In the Nepali language, Articles of Association (AoA) it’s called "नियमावली".
An AoA is a document that tells you the rules and regulations of your company. It's really important because it tells everyone what they're allowed to do and what they're responsible for.
It talks about things like who gets to make decisions and how meetings should be run.
When you register a company in Nepal, you have to give this document to the Company Registrar's Office and the Inland Revenue Department along with some other papers.
So, basically, an AoA is a very important document that tells you how to run your company.
Understanding the legal requirements
When you're going to write articles of association (AoA) for a company in Nepal, it's really important to know the laws and rules that apply.
The Company Act of Nepal, which is a law that talks about companies, gives a lot of information about what should be in the AoA.
Some of the most important things that have to be included in the AoA are:
- The name of the company
- What the company aims to do
- How many shares are there and how much are they worth?
- What are the rights and duties of persons owning shares
- How meetings will be organized and conducted
- How the directors of the company will be chosen and fired
- What the directors can and cannot do
- How the company will pay profits to shareholders
- How the AoA can be changed
Drafting the AoA
Once you have a clear understanding of the legal requirements, you can begin drafting the AoA.
It is important to consult with a lawyer or legal expert to ensure that the AoA complies with the laws and regulations in Nepal.
Here are some important steps to follow when writing the AoA.
1. Start with the name and objectives of the company
When naming a company, it's important to choose a unique name.
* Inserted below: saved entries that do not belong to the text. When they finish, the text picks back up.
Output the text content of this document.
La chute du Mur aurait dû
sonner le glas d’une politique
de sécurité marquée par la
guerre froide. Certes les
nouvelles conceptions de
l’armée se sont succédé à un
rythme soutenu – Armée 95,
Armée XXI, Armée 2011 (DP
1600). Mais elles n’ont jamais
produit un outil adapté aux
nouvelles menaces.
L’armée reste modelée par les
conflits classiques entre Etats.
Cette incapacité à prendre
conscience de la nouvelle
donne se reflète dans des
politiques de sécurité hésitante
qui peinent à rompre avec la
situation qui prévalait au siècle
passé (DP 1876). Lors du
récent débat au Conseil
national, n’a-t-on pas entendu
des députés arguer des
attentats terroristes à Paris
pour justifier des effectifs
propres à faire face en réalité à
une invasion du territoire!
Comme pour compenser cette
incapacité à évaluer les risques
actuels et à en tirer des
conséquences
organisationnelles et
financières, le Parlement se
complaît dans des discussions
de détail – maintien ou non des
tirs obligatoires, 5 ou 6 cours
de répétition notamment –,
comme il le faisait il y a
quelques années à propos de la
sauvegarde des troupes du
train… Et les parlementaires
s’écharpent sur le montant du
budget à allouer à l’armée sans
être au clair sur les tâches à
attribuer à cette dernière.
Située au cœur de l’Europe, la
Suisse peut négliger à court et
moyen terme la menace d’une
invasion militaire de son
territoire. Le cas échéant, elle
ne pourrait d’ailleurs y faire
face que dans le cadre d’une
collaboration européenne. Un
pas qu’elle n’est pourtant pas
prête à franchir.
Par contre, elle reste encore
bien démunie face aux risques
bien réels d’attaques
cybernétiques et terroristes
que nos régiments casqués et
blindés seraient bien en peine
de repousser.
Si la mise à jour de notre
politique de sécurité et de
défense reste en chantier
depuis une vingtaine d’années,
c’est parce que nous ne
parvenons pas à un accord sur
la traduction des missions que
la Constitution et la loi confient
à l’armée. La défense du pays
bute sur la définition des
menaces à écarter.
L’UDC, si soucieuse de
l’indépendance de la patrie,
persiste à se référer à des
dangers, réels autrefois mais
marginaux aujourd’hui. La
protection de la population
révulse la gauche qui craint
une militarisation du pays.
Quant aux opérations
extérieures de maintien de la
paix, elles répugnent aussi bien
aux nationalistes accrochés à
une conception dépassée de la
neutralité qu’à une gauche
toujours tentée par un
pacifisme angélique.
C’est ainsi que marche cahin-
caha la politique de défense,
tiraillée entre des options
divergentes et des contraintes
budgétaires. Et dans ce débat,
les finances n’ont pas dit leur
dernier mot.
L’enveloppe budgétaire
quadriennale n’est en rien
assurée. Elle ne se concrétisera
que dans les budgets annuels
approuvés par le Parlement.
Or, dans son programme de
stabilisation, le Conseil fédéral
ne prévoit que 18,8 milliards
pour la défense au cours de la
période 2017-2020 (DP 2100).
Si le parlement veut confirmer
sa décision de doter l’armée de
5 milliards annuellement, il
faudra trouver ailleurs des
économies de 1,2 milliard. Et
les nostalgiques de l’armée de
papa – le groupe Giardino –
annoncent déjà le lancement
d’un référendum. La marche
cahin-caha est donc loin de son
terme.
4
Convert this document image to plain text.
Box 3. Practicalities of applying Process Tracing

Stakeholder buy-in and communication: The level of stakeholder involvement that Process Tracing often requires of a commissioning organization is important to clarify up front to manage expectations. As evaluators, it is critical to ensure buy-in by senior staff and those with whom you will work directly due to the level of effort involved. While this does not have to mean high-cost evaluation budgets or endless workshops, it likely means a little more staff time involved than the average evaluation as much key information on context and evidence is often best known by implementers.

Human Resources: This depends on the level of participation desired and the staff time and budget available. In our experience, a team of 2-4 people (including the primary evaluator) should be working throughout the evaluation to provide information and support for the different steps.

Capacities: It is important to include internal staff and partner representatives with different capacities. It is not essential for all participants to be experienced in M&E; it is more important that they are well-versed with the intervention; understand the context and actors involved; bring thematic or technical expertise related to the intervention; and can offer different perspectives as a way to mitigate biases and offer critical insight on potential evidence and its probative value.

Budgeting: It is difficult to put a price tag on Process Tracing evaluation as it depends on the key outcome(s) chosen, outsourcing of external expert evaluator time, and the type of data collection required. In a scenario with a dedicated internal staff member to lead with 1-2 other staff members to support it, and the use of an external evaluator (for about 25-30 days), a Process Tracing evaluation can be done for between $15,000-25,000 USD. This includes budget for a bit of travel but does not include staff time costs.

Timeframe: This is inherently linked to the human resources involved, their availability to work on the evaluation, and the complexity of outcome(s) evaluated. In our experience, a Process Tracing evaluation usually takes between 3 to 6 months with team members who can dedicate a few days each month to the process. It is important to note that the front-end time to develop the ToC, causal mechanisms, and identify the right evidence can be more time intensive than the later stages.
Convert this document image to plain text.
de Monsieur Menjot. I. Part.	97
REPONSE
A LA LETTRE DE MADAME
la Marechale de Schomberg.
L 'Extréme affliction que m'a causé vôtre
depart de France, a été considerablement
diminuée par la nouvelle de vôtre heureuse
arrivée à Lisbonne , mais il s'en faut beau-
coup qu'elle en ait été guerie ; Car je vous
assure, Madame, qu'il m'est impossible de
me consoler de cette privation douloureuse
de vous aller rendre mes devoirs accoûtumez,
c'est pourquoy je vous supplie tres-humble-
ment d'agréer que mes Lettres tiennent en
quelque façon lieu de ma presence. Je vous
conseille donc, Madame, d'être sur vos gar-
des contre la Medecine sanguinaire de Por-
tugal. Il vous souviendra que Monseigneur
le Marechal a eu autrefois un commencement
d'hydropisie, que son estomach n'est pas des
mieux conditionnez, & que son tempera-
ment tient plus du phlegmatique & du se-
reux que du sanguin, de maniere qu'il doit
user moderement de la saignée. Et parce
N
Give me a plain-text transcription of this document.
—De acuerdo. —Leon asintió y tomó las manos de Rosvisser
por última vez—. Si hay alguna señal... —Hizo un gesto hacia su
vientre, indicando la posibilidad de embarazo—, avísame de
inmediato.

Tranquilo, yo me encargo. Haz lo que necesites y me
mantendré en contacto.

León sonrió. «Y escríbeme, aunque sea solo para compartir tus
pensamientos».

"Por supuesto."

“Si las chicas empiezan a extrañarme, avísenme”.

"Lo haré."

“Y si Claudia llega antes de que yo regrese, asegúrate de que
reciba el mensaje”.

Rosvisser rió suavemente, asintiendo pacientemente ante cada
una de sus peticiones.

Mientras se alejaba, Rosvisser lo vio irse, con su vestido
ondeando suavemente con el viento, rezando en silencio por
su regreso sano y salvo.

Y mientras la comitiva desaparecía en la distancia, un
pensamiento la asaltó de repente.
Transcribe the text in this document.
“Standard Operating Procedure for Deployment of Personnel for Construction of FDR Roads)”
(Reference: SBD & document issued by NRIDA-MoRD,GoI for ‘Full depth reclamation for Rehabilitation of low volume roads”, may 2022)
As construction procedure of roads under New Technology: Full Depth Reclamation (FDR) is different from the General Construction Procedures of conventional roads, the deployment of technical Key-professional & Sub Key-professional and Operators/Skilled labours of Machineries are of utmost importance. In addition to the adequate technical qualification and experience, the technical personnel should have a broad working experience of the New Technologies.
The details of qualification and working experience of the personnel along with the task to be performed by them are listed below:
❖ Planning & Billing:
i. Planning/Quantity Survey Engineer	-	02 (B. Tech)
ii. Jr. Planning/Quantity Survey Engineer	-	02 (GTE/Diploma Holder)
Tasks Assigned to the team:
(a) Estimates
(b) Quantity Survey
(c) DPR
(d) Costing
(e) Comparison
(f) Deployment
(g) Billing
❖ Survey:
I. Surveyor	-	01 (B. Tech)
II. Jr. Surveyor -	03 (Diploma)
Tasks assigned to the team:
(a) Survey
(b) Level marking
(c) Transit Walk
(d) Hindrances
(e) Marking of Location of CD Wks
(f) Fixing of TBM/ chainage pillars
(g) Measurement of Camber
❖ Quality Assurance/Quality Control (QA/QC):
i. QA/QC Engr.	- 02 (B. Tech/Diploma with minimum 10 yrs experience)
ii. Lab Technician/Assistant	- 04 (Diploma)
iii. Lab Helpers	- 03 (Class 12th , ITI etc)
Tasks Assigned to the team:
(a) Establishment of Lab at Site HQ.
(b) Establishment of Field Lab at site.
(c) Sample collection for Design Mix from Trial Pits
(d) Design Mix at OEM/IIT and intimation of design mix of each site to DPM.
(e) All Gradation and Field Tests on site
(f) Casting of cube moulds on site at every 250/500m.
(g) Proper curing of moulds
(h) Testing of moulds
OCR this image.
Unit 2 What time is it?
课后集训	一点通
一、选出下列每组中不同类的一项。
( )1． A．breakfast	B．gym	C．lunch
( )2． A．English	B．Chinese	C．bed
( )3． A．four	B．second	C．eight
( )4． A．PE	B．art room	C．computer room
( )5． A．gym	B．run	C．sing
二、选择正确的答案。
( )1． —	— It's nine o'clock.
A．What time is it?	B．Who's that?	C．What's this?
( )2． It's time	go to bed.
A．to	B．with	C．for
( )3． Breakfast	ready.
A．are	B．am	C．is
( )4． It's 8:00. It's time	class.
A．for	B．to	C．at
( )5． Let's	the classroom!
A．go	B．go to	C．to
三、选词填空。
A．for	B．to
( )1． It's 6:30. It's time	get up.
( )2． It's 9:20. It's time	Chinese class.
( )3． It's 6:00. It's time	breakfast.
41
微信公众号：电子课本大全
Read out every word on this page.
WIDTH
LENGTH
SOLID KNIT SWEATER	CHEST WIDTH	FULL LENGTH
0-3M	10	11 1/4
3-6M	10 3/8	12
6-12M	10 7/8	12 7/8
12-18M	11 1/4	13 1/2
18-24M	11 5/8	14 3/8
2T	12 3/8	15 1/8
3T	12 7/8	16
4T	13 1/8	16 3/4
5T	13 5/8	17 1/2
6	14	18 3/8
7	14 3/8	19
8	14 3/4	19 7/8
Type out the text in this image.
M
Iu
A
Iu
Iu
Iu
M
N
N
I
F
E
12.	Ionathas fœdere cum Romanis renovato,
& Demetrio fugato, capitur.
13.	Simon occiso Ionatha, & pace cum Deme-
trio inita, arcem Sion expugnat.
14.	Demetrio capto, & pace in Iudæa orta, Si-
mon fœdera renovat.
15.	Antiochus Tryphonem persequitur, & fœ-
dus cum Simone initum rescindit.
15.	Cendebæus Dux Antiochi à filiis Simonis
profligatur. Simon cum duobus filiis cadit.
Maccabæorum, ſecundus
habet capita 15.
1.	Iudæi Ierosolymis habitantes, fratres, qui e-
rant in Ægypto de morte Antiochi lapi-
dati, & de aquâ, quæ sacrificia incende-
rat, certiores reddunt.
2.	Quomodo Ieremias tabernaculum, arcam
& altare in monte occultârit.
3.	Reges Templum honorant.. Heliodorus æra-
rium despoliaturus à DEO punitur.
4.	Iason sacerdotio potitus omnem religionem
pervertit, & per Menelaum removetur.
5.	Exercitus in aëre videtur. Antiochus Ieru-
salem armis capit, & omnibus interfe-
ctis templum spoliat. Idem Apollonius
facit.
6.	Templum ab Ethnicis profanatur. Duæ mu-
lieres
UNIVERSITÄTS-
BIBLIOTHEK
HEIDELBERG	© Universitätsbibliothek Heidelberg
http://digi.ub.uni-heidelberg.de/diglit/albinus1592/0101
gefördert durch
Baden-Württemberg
The company's goals should also be clearly stated and should match the company's mission and vision.
2. Define the types of shares and share capital
When writing the AoA (Articles of Association), it's important to mention the types of shares that the company will offer, like ordinary shares or preference shares.
The AoA should mention the share capital of the company and the responsibilities and privileges of the shareholders.
3. Outline the rights and obligations of shareholders
The AoA (Articles of Association) should mention the responsibilities and privileges of the shareholders. This includes their right to vote, get a share of the profits (dividends), and their responsibility for the company's debts.
4. Establish the procedure for calling and conducting meetings
The AoA should mention the procedure for calling and conducting meetings, including the quorum requirements, the notice period, and the voting procedures.
5. Define the appointment and removal of directors
The AoA should specify the procedure for appointing and removing directors, including their qualifications, length of service, and pay.
6. Define the powers and duties of directors
The AoA should outline the powers and duties of the directors, including their role in managing the affairs of the company and their responsibility to the shareholders.
7. Establish the procedure for the distribution of dividends
The AoA should specify the procedure for the distribution of dividends, including the frequency and timing of payments.
8. Define the procedure for amending AoA
The AoA should specify the procedure for amending the articles of association, including the majority required to make changes and the notice period.
Review and approval
Once the AoA has been drafted, it is important to review and revise it carefully to ensure that it complies with the legal requirements and accurately reflects the company's objectives and policies.